Scrolling to the left and right allowed us to see the currently running pods along with the completed ones, and to get a quick view of the failed pods (after exceeding their retry limit), in order to understand what ranges need to be re-run.

And… that’s it!

From this moment on we only occasionally monitored it, allowing Argo Workflows to orchestrate the entire flow for us. Its UI provided a convenient view for the failed batches while reducing the friction to a minimum and encapsulating complex behaviors, such as the parallelism and retry mechanisms that come out of the box.

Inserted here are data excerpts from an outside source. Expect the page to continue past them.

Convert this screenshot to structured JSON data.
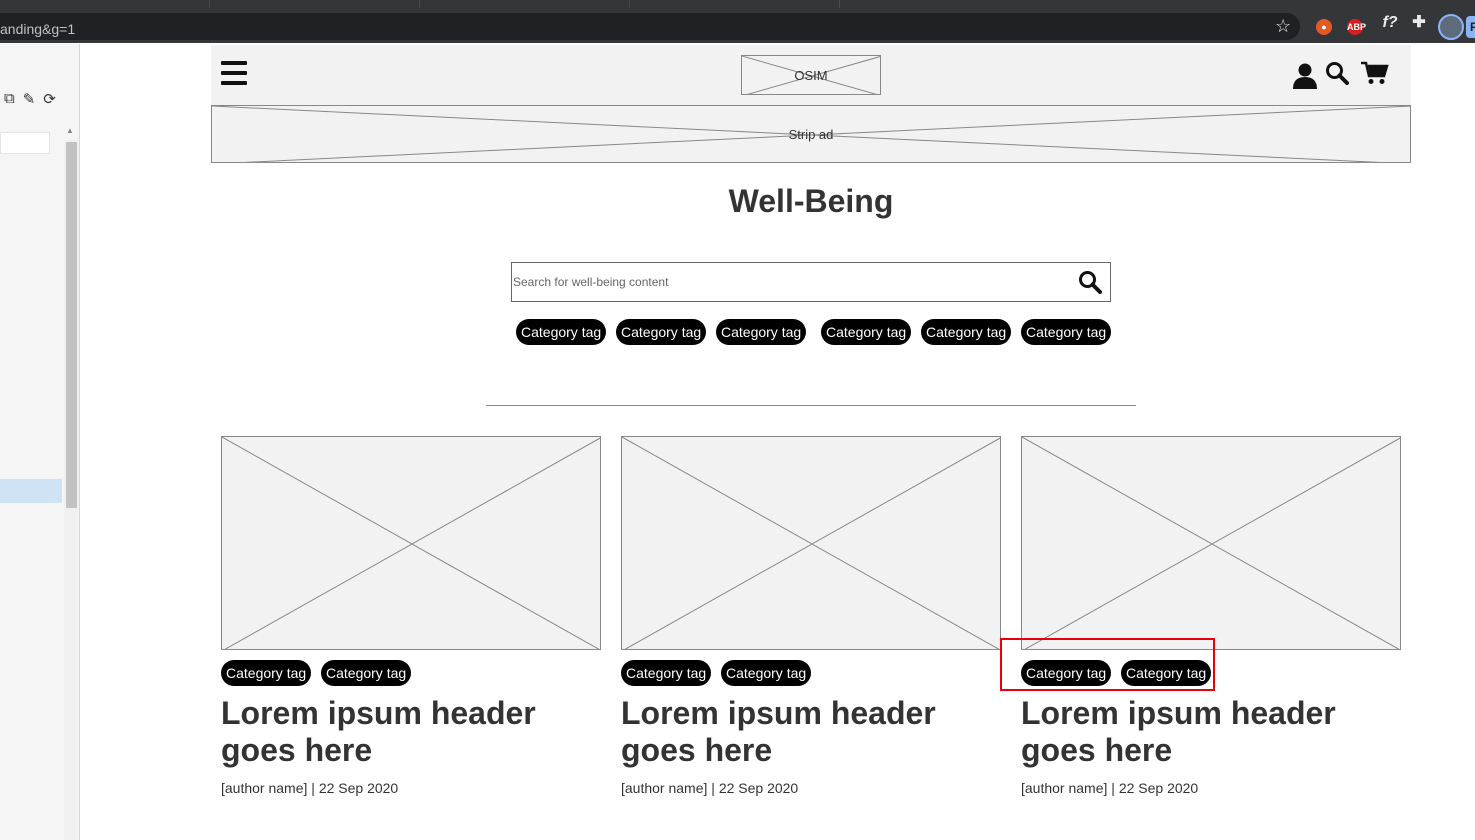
{
  "browser": {
    "url_fragment": "anding&g=1",
    "extensions": [
      "fox-extension-icon",
      "adblock-plus-icon",
      "font-finder-icon",
      "puzzle-icon",
      "profile-avatar"
    ],
    "abp_label": "ABP",
    "f_label": "f?",
    "p_label": "P"
  },
  "header": {
    "logo_text": "OSIM"
  },
  "strip_ad": {
    "label": "Strip ad"
  },
  "page": {
    "title": "Well-Being"
  },
  "search": {
    "placeholder": "Search for well-being content"
  },
  "category_tags": [
    "Category tag",
    "Category tag",
    "Category tag",
    "Category tag",
    "Category tag",
    "Category tag"
  ],
  "cards": [
    {
      "tags": [
        "Category tag",
        "Category tag"
      ],
      "title": "Lorem ipsum header goes here",
      "author": "[author name]",
      "separator": "|",
      "date": "22 Sep 2020"
    },
    {
      "tags": [
        "Category tag",
        "Category tag"
      ],
      "title": "Lorem ipsum header goes here",
      "author": "[author name]",
      "separator": "|",
      "date": "22 Sep 2020"
    },
    {
      "tags": [
        "Category tag",
        "Category tag"
      ],
      "title": "Lorem ipsum header goes here",
      "author": "[author name]",
      "separator": "|",
      "date": "22 Sep 2020"
    }
  ],
  "colors": {
    "placeholder_fill": "#f2f2f2",
    "tag_background": "#000000",
    "highlight_border": "#e8000b",
    "text": "#333333"
  }
}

We did have some tweaking to do to find our right publishing & indexing rate — such as splitting into several consecutive workflows, which also reduced the load on Argo’s UI struggling to present thousands of pods at once — but our mission was accomplished:

We completed the entire backfill within just a few days (instead of several weeks!) and the old flow was gone for good! 🎉

Next steps

Once we ran several high-scale backfills with our workflow, the word spread and more teams in Riskified adopted this platform to run their applicative historical data reprocessing jobs.

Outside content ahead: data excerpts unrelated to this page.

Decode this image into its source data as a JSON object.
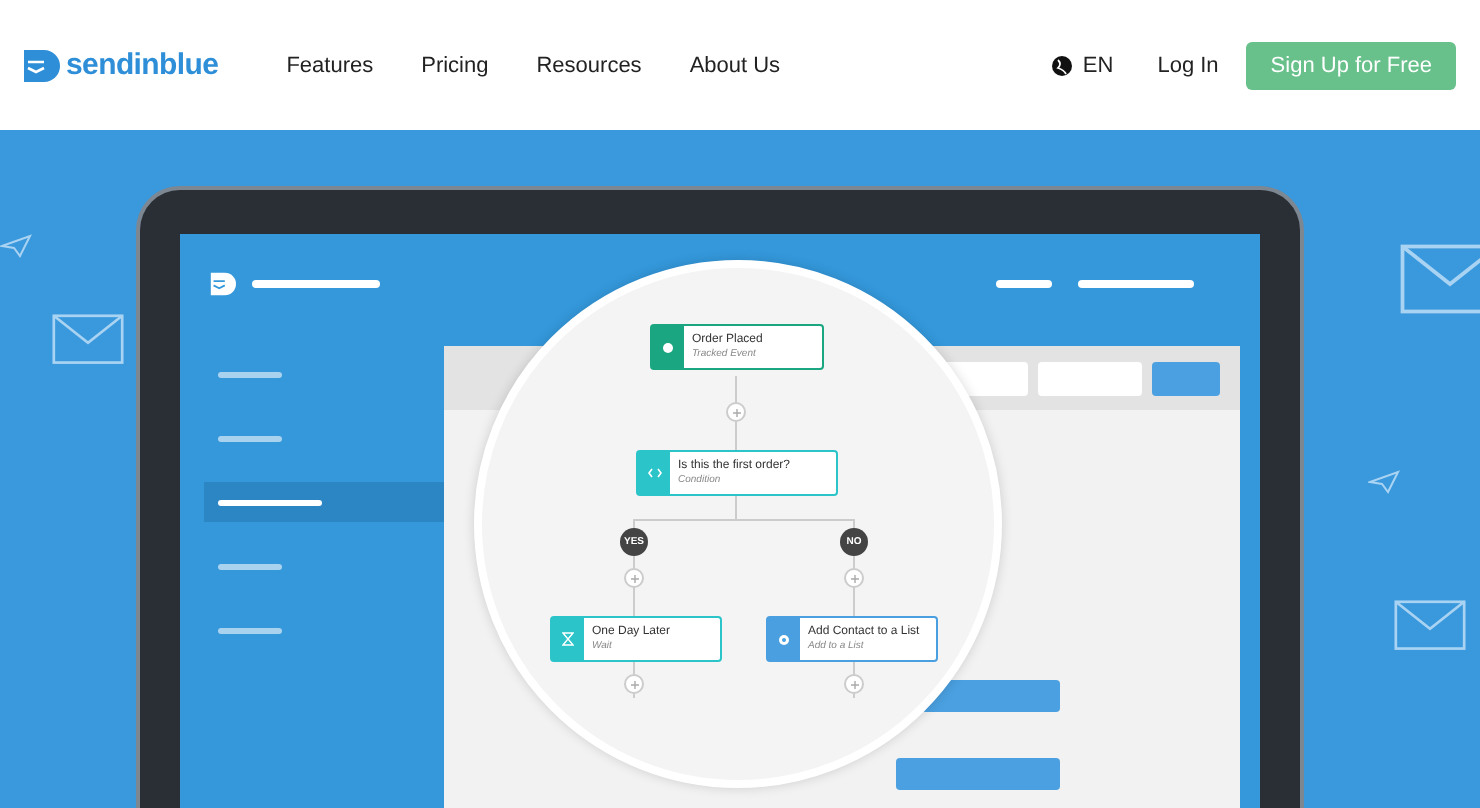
{
  "header": {
    "brand": "sendinblue",
    "nav": [
      "Features",
      "Pricing",
      "Resources",
      "About Us"
    ],
    "language": "EN",
    "login": "Log In",
    "cta": "Sign Up for Free"
  },
  "app_mock": {
    "sidebar_items": [
      {
        "selected": false
      },
      {
        "selected": false
      },
      {
        "selected": true
      },
      {
        "selected": false
      },
      {
        "selected": false
      }
    ]
  },
  "workflow": {
    "start": [
      {
        "kind": "event",
        "title": "Order Placed",
        "subtitle": "Tracked Event"
      },
      {
        "kind": "condition",
        "title": "Is this the first order?",
        "subtitle": "Condition"
      }
    ],
    "branches": [
      {
        "label": "YES",
        "node": {
          "kind": "wait",
          "title": "One Day Later",
          "subtitle": "Wait"
        }
      },
      {
        "label": "NO",
        "node": {
          "kind": "action",
          "title": "Add Contact to a List",
          "subtitle": "Add to a List"
        }
      }
    ]
  }
}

Later on, an applicative infra team gathered our requirements and built generic templates available through our k8s charts to be used by all dev teams, based on our workflow!
In addition, DevOps integrated some attributes to those generic templates, to enable configuring them to run on AWS Spot Instances, which significantly reduced the running cost.

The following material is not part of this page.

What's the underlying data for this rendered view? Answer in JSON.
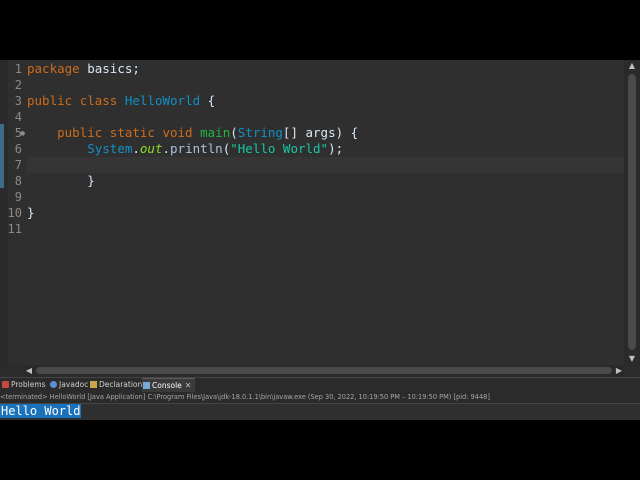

As a next step, we’re considering writing or searching for a tool that will crawl over our data stores (e.g. PostgreSQL, Elasticsearch), to identify differences between orders stored in them. This could help us verify our data integrity after completing the backfill, but it could also be useful not only from a historical data reprocessing perspective.

Wrapping up

This effort was made possible and went relatively smoothly due to having Argo Workflows already integrated into our organization’s infrastructure, and also thanks to being partially familiar with YAMLs. But I believe this is a good, straightforward, “developer-friendly” solution nonetheless.

I encourage you to read more about what to consider before choosing Argo Workflows in this great article, which also compares it to other popular workflow-management tools in the market (such as Airflow).

For me, implementing this almost-tailormade solution was a great opportunity to broaden my horizons and get more comfortable with k8s. It made me dive deeper into k8s object/resource types, get familiar with Helm Charts as their wrappers, gain independence when maintaining or writing new templates for our k8s services, and more!

I personally believe it’s important for us as software developers to obtain these skills, to not only understand what our code is doing, but also how it gets wrapped up into deployable applications, and what great tools and platforms can enable this while supporting an up-growing scale.